THE EVERLING AND THE ACID KING

Book 1 of The Everling Series

by J. Christie

Pub Date: Oct. 1st, 2025

In Christie’s YA fantasy novel, a teenage orphan must save the first real home he’s ever known from a deadly threat.

Chester “Chezzy” Nithercot, who was abandoned on the steps of an orphanage as a baby, has had bad luck finding an adoptive family. He thinks that his latest placement with the Fieldmores might change all that—but his new foster brother Stuart turns out to be a spiny monster, and Chezzy’s orphanage caretaker quickly removes Chezzy from the home. The orphan’s fortunes change with the arrival of professors Aris Kepler and Alexa Da Maxwell, who take him to Balefire, an underground school for mutants and scientific geniuses. Kepler informs Chezzy that he’s a rare “everling”: an immortal being who can’t be killed. The professor gives the teen a mission: to track the SIs, the holographic “projected people” who’ve been popping up around the school.
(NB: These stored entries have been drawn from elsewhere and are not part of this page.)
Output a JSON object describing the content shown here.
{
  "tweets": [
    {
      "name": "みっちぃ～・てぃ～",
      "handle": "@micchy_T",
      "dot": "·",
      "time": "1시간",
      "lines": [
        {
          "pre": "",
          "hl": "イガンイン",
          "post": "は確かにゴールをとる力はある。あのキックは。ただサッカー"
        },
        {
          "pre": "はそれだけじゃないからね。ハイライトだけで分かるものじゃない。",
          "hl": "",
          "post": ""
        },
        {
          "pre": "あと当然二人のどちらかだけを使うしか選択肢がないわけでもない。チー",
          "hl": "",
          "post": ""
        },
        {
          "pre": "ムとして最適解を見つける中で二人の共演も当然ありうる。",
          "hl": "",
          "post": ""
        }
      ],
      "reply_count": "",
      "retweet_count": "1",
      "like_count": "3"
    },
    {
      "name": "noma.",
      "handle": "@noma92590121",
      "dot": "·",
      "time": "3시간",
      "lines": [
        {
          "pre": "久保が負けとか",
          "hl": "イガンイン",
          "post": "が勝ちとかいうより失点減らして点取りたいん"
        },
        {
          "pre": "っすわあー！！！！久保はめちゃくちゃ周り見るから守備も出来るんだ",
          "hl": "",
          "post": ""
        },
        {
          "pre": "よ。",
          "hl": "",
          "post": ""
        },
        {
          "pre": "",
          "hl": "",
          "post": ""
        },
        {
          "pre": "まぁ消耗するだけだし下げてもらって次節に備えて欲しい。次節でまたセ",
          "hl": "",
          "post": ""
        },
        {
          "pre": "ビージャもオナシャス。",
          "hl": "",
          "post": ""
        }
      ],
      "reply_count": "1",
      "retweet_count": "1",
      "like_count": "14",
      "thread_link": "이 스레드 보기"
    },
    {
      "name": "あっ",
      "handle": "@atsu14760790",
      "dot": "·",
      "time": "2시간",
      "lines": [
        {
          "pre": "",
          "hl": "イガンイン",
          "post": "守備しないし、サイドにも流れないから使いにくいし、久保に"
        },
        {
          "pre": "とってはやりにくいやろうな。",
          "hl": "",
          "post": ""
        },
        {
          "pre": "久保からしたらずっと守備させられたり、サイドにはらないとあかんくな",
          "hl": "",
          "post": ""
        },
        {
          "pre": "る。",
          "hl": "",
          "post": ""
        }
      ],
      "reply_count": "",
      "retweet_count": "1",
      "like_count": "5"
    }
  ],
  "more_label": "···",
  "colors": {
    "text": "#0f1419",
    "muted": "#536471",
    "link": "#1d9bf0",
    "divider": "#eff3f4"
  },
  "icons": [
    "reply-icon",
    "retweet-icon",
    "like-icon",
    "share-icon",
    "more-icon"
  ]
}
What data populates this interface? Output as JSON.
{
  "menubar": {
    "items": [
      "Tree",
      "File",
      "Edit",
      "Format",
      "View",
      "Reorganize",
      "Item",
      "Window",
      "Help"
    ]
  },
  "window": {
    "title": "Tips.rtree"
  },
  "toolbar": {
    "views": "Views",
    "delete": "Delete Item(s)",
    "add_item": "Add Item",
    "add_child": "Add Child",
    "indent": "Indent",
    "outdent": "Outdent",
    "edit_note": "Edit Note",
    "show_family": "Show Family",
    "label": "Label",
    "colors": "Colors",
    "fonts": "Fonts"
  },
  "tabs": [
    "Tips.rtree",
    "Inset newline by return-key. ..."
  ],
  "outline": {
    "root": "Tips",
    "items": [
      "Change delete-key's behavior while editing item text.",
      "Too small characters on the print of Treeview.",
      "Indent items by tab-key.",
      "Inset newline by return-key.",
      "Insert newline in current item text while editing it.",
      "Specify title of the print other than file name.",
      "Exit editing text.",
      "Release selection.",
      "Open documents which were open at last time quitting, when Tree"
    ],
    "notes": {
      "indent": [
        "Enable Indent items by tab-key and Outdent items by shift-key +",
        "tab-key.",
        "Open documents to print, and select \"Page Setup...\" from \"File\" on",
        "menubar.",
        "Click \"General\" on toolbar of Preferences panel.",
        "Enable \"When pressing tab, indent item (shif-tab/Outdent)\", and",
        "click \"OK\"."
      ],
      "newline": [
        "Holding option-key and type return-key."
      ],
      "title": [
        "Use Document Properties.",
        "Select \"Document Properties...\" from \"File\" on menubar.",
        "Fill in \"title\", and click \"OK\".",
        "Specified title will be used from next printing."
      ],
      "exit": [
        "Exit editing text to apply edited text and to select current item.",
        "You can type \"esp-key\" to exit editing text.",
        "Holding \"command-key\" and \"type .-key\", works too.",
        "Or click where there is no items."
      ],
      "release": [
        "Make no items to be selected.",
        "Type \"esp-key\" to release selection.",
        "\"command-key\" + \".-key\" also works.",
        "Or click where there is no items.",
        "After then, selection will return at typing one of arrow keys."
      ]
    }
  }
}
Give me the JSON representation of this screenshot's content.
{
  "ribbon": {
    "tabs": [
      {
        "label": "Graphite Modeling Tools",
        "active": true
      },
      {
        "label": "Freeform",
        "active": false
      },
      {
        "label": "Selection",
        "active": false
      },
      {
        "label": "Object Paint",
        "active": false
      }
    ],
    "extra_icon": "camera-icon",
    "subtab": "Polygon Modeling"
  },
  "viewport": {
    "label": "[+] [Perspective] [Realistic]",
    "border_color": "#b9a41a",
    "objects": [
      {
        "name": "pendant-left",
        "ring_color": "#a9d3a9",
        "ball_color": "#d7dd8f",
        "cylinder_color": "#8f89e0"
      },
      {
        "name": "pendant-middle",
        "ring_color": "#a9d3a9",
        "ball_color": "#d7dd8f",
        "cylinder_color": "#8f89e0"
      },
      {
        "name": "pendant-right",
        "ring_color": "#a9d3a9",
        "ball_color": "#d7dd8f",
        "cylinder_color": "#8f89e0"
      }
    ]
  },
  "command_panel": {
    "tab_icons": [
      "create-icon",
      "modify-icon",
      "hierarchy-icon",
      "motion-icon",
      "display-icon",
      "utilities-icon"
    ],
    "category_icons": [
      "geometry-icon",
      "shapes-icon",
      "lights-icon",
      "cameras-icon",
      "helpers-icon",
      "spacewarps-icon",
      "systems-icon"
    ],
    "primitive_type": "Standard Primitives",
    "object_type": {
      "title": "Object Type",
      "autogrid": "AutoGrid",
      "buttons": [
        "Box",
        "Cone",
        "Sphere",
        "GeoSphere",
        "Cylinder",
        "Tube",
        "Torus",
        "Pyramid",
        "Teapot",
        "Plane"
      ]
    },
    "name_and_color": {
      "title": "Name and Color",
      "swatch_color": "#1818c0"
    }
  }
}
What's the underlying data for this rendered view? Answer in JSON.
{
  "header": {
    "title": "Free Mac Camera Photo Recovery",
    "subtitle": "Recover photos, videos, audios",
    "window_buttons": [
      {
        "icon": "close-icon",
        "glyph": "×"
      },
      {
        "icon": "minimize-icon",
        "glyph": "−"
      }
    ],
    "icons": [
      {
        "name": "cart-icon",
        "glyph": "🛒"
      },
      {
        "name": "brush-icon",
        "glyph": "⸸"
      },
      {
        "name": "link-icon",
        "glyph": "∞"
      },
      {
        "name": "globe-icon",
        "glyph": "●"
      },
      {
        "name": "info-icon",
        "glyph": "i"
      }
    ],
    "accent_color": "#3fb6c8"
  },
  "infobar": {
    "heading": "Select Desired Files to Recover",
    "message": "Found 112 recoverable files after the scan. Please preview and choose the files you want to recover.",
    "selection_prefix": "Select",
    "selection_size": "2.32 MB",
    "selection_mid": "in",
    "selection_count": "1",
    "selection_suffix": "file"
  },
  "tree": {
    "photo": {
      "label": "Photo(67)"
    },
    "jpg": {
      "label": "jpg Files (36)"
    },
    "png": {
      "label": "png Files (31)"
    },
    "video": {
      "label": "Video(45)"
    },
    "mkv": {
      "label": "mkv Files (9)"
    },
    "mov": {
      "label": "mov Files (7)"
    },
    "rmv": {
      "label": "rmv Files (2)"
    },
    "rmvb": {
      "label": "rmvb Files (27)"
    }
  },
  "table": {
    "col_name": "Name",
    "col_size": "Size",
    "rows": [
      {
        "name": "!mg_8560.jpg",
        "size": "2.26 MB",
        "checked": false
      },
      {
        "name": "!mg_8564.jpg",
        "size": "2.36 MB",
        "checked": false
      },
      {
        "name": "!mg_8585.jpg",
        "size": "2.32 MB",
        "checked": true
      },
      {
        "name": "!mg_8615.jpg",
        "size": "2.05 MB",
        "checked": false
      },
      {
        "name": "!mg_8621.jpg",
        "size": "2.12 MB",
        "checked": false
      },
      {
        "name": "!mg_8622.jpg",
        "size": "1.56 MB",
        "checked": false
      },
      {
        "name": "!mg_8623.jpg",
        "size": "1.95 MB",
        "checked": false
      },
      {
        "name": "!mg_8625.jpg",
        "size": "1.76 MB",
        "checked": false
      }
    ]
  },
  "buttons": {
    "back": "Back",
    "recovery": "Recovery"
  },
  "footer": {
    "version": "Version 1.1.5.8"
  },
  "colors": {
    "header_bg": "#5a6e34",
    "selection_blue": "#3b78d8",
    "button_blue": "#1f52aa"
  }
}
Soon, Chezzy makes his first friends, who include scaredy-cat Stuart, renegade Fern, and Fair, who can change colors. It turns out that Chezzy’s assignment is part of Kepler’s master plan to stop the Acid King, who’s terrorizing Balefire (and who has a personal history with the professor). Chezzy and his crew become confident investigators, leading to a showdown that they may not survive. In their debut novel, Christie stirs up enjoyable comparisons to Xavier’s School for Gifted Youngsters from Marvel’s X-Men comics. In this first volume, the author sets up the fictional world perfectly; it’s hard to go wrong with a character such as Stuart, a porcupine-like young man who’s afraid of his own shadow. In addition to a colorful cast, the book offers a textured backdrop in Balefire, with Chezzy ably serving as the reader’s guide. However, Christie is wise enough to leave plenty of room for exploring the setting and characters in future novels. The author also smartly does what few writers remember to do in series openers—resolving the main storyline while also hinting at the future, rather than leaving everything major plot points hanging. Overall, it’s an engaging introduction to a fantastical world.

An inventive first novel that’s enlivened by an appealing hero.